4. Limites de la CSRD :
- L'une des principales difficultés liées au reporting sur le développement durable reste que chaque entreprise est unique à sa façon. Il n'y a pas deux entreprises qui se ressemblent, et chacune a son propre modèle d'entreprise. Il est donc possible de ne pas reconnaître son entreprise dans certains critères.
- Le coût : un inconvénient majeur, la Commission européenne admet qu'il y aura une augmentation des coûts de reporting. L'analyse d'impact officielle estime un coût annuel de 3 600 millions d'euros, auquel s'ajoutent 1 200 millions d'euros de coûts ponctuels.
- L'environnement actuel n'est pas propice aux entreprises qui souhaitent se démarquer grâce aux critères ESG.
- En résumé, la symétrie des informations ESG sera grandement améliorée par la CSRD.

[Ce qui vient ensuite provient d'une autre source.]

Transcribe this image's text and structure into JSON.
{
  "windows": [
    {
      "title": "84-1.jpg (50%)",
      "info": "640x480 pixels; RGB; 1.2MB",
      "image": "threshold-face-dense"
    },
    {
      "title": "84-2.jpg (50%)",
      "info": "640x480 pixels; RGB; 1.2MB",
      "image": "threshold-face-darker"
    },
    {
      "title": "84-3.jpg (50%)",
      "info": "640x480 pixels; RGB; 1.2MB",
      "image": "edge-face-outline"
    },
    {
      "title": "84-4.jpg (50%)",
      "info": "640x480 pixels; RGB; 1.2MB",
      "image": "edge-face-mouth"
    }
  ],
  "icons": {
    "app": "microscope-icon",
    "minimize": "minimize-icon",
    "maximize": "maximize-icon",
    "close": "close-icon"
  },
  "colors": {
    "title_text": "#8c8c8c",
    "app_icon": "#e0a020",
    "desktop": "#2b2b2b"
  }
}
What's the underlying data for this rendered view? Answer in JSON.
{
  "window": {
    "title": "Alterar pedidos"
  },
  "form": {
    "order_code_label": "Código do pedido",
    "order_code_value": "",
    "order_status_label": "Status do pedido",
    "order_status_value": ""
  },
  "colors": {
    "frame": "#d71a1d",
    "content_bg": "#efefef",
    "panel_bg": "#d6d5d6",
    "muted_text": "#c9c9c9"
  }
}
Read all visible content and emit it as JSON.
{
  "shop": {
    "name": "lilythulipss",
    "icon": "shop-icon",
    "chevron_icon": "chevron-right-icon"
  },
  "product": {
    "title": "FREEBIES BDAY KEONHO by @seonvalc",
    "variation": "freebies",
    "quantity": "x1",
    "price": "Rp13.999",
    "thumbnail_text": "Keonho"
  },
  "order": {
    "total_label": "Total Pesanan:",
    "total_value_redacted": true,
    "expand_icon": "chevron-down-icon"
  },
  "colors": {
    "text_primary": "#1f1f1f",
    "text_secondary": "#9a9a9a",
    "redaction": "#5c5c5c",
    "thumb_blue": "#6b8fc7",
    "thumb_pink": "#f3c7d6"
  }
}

La réglementation CSRD représente une étape majeure vers une économie plus durable et responsable en Europe. En renforçant la transparence, en harmonisant les normes de reporting et en favorisant l'intégration des considérations ESG, la CSRD contribuera à une prise de décision plus éclairée et à une meilleure responsabilité des entreprises. Bien que cela implique des coûts et des défis pour les entreprises, la CSRD offre également des opportunités d'innovation et de leadership pour celles qui embrassent pleinement l'agenda de durabilité.